Even though the lineup has changed a bit since then, with the launch of the 50.6-megapixel 5DS, which offers even more pixels, the new generation 5D is a big deal. The 22.3MP sensor in the 5D Mark III was already looking a bit dated compared to some of its competitors – the resolution was only slightly increased compared to the 5D Mark II – so it’s nice to see a significant jump to 30.4MP here.
That’s not quite up to the 36.3 MP of the Nikon D810 or the 42 MP of the Sony Alpha 7R II, but the files are still 6720 x 4480 pixels, which means the native size is just under A2 at 56.9 x 37.9 cm (22.4 x 14.9 inches) if you want to print at 300 dpi, while those who need even more pixels can use the 50.6 MP of the 5DS. The 5D Mark IV uses the same latest-generation sensor technology as the 1D X Mark II and 80D, with on-chip digital-to-analog conversion said to provide better noise performance and wider dynamic range.
But that’s not all when it comes to image quality. Dual Pixel Raw technology gives photographers the ability to fine-tune the range of maximum sharpness. Since each pixel consists of two photodiodes, a file can be created that contains a pair of images with two slightly different points of focus.
The file can then be opened in Canon’s Digital Photo Professional software and Image Micro Correction used to shift the sharpness slightly – not massively, but Canon is confident that some shots can be salvaged with this technology. As you’d expect, the file size increases dramatically, from 37MB to 67MB – and you have to use Canon’s somewhat clunky DPP software.

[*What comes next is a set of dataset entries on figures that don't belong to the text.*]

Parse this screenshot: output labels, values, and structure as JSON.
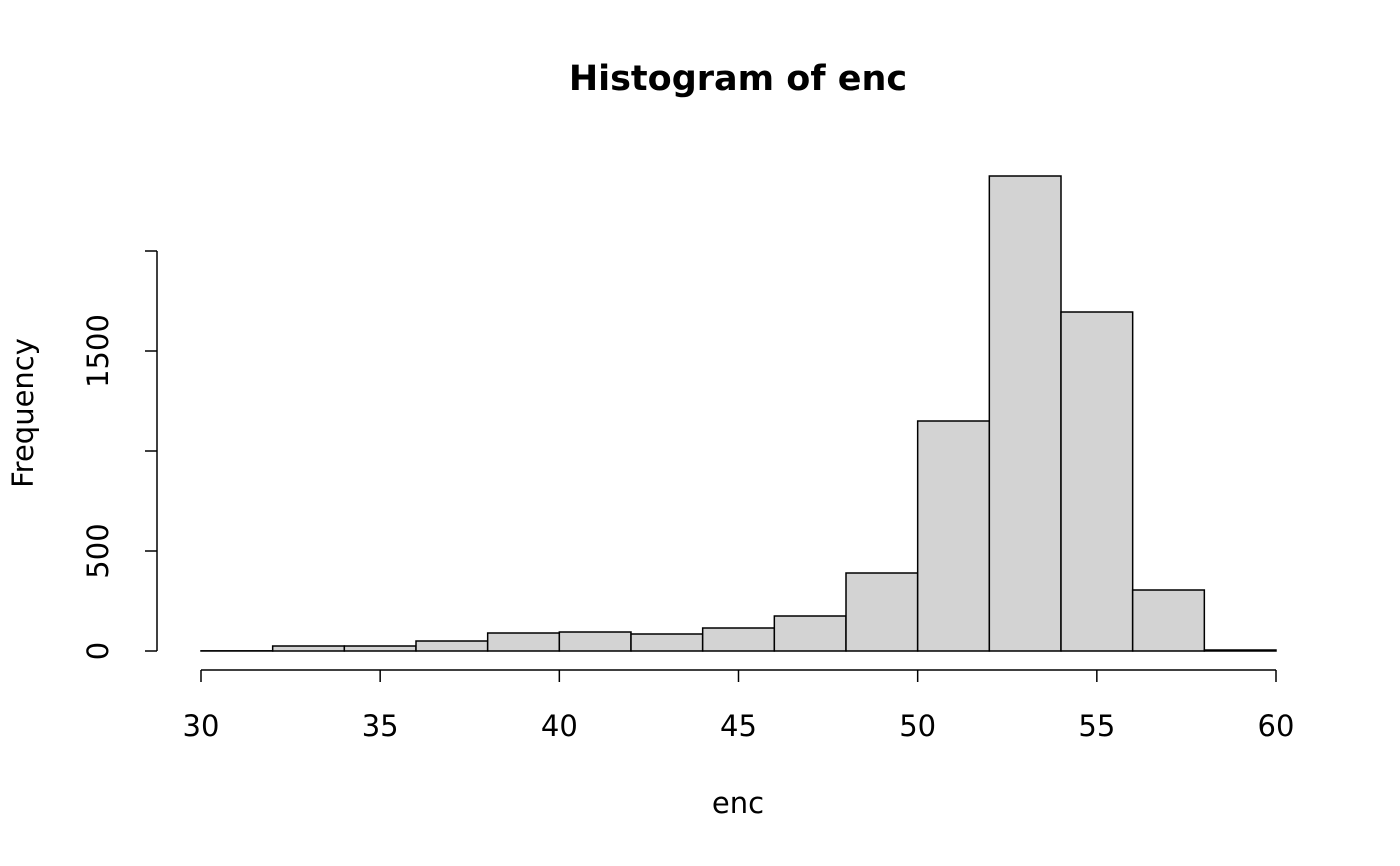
{
  "chart_data": {
    "type": "histogram",
    "title": "Histogram of enc",
    "x_label": "enc",
    "y_label": "Frequency",
    "bins": [
      30,
      32,
      34,
      36,
      38,
      40,
      42,
      44,
      46,
      48,
      50,
      52,
      54,
      56,
      58,
      60
    ],
    "counts": [
      1,
      25,
      25,
      50,
      90,
      95,
      85,
      115,
      175,
      390,
      1150,
      2375,
      1695,
      305,
      5
    ],
    "color": "#d3d3d3",
    "xlim": [
      30,
      60
    ],
    "xticks": [
      30,
      35,
      40,
      45,
      50,
      55,
      60
    ],
    "ylim": [
      0,
      2375
    ],
    "yticks": [
      0,
      500,
      1500
    ],
    "yminor_ticks": [
      1000,
      2000
    ]
  }
}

Native sensitivity ranges from ISO 100 to 32,000 and is expandable to 50 to 102,400. While impressive, this expanded range is actually identical to that of the 5D Mark III, though Canon claims to have improved the noise processing algorithm to produce better results at higher sensitivities, while it’s also a step up from one of this camera’s closest competitors, the Nikon D810.